If nothing goes awry this month, you can either roll the amount you budgeted over into next month’s when-it-rains-it-pours fund, or you can take that money and tack it on as extra to that month’s debt payment. Either way, it’s a win-win: you are capable of covering any little mini-emergency that pops up, or you get to chip away that much more from your debt.

Patience and Motivation

Operating on a budget is a great tool to use to help you build wealth – but you won’t see a sudden surplus of cash overnight. So be patient and stick with your budget even when you get frustrated or have a month where an unexpected bill pops up and throws a wrench in your plans.

Within a few months of beginning to carefully budget, you should find that you end up in the red less and less. Eventually, you’ll be able to come back to your system and take a critical look at your cash flow in and out and find where you could make more cuts to expenses.
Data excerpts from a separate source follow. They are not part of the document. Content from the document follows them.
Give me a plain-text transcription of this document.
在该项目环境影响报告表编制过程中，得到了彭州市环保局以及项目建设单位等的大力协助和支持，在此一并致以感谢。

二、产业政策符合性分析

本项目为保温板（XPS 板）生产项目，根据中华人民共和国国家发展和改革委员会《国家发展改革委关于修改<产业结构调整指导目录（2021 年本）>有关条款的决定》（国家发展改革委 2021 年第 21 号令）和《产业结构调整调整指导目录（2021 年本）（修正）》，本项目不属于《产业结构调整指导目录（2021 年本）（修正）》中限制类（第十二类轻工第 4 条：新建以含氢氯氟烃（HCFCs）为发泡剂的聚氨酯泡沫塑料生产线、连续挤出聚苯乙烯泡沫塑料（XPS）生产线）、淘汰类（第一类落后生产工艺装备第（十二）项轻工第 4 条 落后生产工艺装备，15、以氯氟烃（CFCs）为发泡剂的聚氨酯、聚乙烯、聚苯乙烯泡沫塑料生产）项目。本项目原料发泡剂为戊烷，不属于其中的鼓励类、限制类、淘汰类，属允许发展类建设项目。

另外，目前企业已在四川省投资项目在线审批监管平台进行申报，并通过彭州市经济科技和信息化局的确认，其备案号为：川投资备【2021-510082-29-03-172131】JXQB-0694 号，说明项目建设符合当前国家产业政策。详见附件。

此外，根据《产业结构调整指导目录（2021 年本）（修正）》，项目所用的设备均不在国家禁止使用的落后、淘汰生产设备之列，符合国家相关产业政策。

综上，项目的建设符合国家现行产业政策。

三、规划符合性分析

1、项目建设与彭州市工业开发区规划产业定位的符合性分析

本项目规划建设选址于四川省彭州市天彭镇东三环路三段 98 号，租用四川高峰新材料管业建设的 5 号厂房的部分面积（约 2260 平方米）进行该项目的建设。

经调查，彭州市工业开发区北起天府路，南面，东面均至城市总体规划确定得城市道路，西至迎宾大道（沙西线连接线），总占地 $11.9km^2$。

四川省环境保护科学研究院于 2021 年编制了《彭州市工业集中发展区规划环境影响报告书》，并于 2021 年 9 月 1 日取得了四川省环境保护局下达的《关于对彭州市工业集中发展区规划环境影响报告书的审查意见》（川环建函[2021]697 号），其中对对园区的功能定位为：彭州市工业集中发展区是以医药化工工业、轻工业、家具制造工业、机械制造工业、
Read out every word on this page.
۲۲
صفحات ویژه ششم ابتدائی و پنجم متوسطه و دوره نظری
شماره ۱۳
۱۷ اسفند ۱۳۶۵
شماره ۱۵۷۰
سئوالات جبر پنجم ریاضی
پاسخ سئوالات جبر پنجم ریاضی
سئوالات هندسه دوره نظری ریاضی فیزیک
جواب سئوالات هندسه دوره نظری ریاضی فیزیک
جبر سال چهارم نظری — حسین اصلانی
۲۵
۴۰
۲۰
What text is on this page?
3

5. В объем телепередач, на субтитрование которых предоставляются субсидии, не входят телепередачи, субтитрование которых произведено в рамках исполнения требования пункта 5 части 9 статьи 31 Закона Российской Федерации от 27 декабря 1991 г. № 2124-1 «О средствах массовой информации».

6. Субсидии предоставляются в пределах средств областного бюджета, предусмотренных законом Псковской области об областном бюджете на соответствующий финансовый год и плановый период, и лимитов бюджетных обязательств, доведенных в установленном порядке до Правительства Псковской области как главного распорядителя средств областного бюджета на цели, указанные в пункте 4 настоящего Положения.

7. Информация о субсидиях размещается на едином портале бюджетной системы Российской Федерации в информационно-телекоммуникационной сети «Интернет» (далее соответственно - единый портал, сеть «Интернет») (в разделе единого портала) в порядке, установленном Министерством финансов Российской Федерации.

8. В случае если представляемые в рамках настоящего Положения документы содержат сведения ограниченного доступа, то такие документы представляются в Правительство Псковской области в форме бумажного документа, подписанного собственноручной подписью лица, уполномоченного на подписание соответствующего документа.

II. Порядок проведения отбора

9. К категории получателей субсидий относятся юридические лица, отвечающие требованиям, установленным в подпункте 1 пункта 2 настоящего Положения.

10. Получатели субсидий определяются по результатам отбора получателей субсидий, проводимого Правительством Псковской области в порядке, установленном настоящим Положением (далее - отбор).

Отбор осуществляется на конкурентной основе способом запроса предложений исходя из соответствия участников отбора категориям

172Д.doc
Those cuts turn into money you can put toward paying off debt.

You’ll also need a lot of motivation. You need to be excited about your budget and eager to make it a success, and to keep that up 24/7, it helps if you have something that keeps your motivated and inspired. So track every little bit of your progress and celebrate milestones as your reach them. Make budgeting (and finding extra savings) a game and have fun with it. Set goals – both big and small – so that you have something very tangible to work toward with your budget.

It takes a bit of time and effort to turn into a habit, but once you get the hang of it, a budget should help you take control of your finances so that you can pay down debt, add to your savings, and build wealth. Once you discover what kind of budgeting system makes the most sense to you, learn to expect the unexpected, and maintain some patience with yourself along with a big dose of motivation, you should be well on your way to keeping a successful budget!